All Religion Temple in Kazan (Wikimedia Commons)
Two-day workshop with keynote lectures by Yohanan Petrovsky-Shtern, Crown Family Professor of Jewish Studies and Professor of History at the Northwestern University in Evanston and Chicago, and by Armina Omerika, Professor of Intellectual History of Islam at the Goethe University in Frankfurt (Main).
Call for Papers (Closing date: 15 April 2018)

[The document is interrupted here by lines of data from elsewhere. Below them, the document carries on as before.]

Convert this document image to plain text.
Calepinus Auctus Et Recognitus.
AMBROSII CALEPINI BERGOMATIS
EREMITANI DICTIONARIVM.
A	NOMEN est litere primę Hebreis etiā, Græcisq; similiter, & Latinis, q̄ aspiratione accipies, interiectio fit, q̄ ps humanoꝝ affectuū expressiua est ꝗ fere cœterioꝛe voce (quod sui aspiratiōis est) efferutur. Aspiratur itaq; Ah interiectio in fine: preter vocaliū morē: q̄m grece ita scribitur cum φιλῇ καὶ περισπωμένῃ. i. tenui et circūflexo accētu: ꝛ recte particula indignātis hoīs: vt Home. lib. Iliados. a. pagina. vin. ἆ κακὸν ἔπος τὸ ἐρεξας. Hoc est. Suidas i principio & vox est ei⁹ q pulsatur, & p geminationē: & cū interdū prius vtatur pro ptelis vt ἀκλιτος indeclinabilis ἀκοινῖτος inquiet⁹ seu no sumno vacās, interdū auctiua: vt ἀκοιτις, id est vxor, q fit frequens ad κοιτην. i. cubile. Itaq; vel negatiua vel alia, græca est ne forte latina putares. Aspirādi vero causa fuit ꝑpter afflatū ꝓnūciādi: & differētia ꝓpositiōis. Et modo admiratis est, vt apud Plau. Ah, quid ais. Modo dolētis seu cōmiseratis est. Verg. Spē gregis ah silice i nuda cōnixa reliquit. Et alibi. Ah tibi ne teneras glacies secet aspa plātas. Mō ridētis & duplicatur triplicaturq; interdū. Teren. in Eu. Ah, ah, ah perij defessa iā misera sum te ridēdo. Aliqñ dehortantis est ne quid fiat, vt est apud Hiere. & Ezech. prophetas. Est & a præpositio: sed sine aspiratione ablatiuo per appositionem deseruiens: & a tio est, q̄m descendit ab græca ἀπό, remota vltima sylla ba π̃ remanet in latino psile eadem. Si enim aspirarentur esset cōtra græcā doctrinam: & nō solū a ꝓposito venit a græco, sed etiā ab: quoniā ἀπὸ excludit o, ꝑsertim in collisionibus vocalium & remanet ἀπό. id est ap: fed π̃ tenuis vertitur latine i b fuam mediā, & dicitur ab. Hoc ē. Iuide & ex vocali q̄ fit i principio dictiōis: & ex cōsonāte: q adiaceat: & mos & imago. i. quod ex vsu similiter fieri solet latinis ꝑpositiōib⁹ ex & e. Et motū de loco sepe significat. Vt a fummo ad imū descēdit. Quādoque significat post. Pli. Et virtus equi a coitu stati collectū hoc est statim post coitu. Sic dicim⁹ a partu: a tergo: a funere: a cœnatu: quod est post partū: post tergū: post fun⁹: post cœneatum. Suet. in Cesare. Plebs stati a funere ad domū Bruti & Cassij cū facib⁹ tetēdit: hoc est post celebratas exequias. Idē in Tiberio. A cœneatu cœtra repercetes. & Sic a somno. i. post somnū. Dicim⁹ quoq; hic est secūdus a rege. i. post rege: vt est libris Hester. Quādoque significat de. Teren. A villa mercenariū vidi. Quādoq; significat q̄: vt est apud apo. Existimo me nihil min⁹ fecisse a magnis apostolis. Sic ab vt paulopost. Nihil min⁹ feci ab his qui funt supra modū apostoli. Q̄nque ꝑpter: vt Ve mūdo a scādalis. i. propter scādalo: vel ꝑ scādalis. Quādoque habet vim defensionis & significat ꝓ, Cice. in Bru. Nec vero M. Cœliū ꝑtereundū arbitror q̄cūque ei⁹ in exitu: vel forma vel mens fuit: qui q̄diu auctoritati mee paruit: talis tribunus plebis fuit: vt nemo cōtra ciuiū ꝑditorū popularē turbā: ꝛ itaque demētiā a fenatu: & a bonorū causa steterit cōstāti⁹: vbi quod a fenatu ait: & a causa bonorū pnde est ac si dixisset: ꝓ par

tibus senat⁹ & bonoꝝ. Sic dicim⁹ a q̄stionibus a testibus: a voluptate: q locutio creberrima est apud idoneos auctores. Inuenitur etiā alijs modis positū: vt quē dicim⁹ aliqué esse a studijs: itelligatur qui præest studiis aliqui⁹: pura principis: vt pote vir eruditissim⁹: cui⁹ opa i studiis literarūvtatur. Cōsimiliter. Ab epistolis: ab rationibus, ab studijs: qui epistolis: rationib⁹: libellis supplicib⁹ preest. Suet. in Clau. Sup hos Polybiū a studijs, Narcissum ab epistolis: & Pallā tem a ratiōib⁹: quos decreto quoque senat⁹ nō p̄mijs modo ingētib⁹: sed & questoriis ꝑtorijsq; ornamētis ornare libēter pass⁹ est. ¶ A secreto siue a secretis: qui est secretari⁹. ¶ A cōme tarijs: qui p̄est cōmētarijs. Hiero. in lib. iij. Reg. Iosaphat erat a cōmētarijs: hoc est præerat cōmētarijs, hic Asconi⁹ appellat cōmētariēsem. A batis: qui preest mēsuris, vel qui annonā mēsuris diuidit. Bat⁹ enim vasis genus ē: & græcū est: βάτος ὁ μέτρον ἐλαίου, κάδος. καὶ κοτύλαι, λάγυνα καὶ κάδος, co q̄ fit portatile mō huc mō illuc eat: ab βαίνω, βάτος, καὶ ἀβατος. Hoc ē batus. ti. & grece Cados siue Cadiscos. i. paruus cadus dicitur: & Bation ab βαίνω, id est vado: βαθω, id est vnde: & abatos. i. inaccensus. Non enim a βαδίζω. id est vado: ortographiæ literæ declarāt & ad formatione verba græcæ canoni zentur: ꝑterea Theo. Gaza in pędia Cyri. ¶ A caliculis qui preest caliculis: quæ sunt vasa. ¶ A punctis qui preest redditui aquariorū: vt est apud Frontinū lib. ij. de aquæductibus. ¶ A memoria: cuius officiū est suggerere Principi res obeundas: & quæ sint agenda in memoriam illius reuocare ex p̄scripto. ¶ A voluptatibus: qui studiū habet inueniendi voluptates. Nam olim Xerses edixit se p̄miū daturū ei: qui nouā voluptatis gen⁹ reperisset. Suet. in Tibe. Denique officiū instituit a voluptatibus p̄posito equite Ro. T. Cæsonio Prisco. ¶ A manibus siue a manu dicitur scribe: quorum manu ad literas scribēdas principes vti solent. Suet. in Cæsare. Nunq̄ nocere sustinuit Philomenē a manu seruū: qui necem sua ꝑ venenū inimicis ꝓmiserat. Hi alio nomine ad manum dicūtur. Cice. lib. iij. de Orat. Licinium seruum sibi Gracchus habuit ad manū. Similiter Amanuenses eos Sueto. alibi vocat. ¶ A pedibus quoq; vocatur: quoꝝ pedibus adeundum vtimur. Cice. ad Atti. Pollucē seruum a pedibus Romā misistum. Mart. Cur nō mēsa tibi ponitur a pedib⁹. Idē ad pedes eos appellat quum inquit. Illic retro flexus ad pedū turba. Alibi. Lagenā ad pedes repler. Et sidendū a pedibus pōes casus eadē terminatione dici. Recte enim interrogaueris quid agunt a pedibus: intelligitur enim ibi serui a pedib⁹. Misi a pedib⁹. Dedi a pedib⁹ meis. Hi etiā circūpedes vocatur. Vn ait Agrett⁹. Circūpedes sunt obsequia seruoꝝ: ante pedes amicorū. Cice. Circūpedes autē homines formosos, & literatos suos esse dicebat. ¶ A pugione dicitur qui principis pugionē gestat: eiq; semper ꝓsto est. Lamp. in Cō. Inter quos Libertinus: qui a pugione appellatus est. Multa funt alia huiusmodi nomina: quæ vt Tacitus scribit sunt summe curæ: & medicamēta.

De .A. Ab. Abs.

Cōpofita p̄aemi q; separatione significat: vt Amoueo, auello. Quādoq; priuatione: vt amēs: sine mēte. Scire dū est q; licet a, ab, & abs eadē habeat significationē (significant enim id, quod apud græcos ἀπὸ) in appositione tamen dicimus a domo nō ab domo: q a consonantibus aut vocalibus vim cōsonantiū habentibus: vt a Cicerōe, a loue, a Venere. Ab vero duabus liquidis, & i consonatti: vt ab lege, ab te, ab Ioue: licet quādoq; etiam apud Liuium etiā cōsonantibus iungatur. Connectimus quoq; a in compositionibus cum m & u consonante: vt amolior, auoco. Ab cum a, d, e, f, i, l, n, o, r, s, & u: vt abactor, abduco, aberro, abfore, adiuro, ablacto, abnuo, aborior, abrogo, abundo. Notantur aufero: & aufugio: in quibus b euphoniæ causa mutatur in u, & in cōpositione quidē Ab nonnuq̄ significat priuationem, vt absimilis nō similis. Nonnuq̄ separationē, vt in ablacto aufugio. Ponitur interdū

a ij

Please register: prisma(at)trafo-berlin.de
Processes of migration and an increasing number of refugees from the South or East of the Mediterranean have renewed the debate about religious and ethnic pluralism and the limits of a liberal political order in Europe. The migration of Muslims and the integration of the religion of Islam, in particular, divides public opinion and policies in and between European states and societies. From the 18th to the 20th century the debate on the treatment, the civil, legal, national and political status of the Jews in Western Europe was called the Jewish question. The majority of Jews, however, historically lived in Eastern Europe. Today, the majority of Europe’s Muslims, too, are not immigrants but indigenous to the societies in the East and the Southeast of Europe. In fact, religious and ethnic diversity has long been substantial to the societies of Eastern Europe, but is hardly referred to when the place and the rights of Jews and Muslims in European societies and histories are questioned and experiences of religious and ethnic pluralism are evaluated.
In our workshop we would like to address and map out the experiences of the adherents of two large non-Christian religions, of Jews and Muslims in Eastern and Southeast Europe from around 1800 to this date. We are interested in the historical legacies of empire, Ottoman, Russian, Austro-Hungarian or Soviet, in the trajectories of reform and orthodoxies, in processes of confessionalisation and secularization, in the politics of religion and minority, the ways nation states accommodated religious and ethnic pluralism. How did Muslims and Jews imagine their place in empire, nation and society, as individuals, as citizens, as communities? Though not neglecting multiple experiences of discrimination and violence that members of these two large non-Christian religions were and are exposed to, we are especially keen on learning examples of integration and symbiotic relations between Muslims and Jews as well as between those two religious groups and other communities. We are interested in case studies related to, for instance, Crimean Tatars, inhabitants of Bashkortostan and Tatarstan, other Russian Muslims, Muslims from the Balkans, Caucasus and Central Asia, as well as the Jews – including Karaites – of Russia, Poland, Ukraine and other postsocialist countries. We look forward to historical accounts and studies related to contemporary Islam and Judaism, both comparative and dealing with just one religion. Workshop papers could address following questions, among others:
How is religious diversity understood in Eastern Europe? Is it understood in relation with concepts of religious tolerance and peaceful coexistence as they exist in the discourses in Western European countries? Or do we witness attempts to propose alternative ideas about religious diversity, for example as a characteristic of the “Eurasian space”?
How did East European states and empires deal with Judaism and Islam? What were state policies vis-à-vis Judaism and Islam in times of empires and the Soviet Union? How do contemporary postsocialist states approach Judaism and Islam? What place do Muslims and Jews have in imperial or national self-perceptions, for example in the curricula of schoolbooks or in museums?
How did/do state and regional administrations deal with the tension between religions and secularism?
What role did/do Jews and Muslims assume in society and economy? What were/are their experiences with the army, state bureaucracy, universities, state enterprises and other institutions?
Which ideas and practices did/do circulate within and among those religions both in the region itself and between Eastern Europe and other world regions? Which ideas and practices were/are shared between representatives of Judaism and Islam in Eastern Europe and the rest of the society they live in? Who were/are the individuals that enabled the transfer of ideas and practices? How did ideas related to Jewish and Islamic enlightenment emerge and how were they perceived by East European states and societies?
What official categories do emerge in East European states and societies to distinguish between “local” and “external” forms of religiosity? How can we understand concepts such as “traditional Islam” in Russia and in the Balkans?
How did/do political ideologies (and theologies) emerging within Judaism and Islam in Eastern Europe relate to more general ideologies (such as conservatism or liberalism) that were/are popular in the region?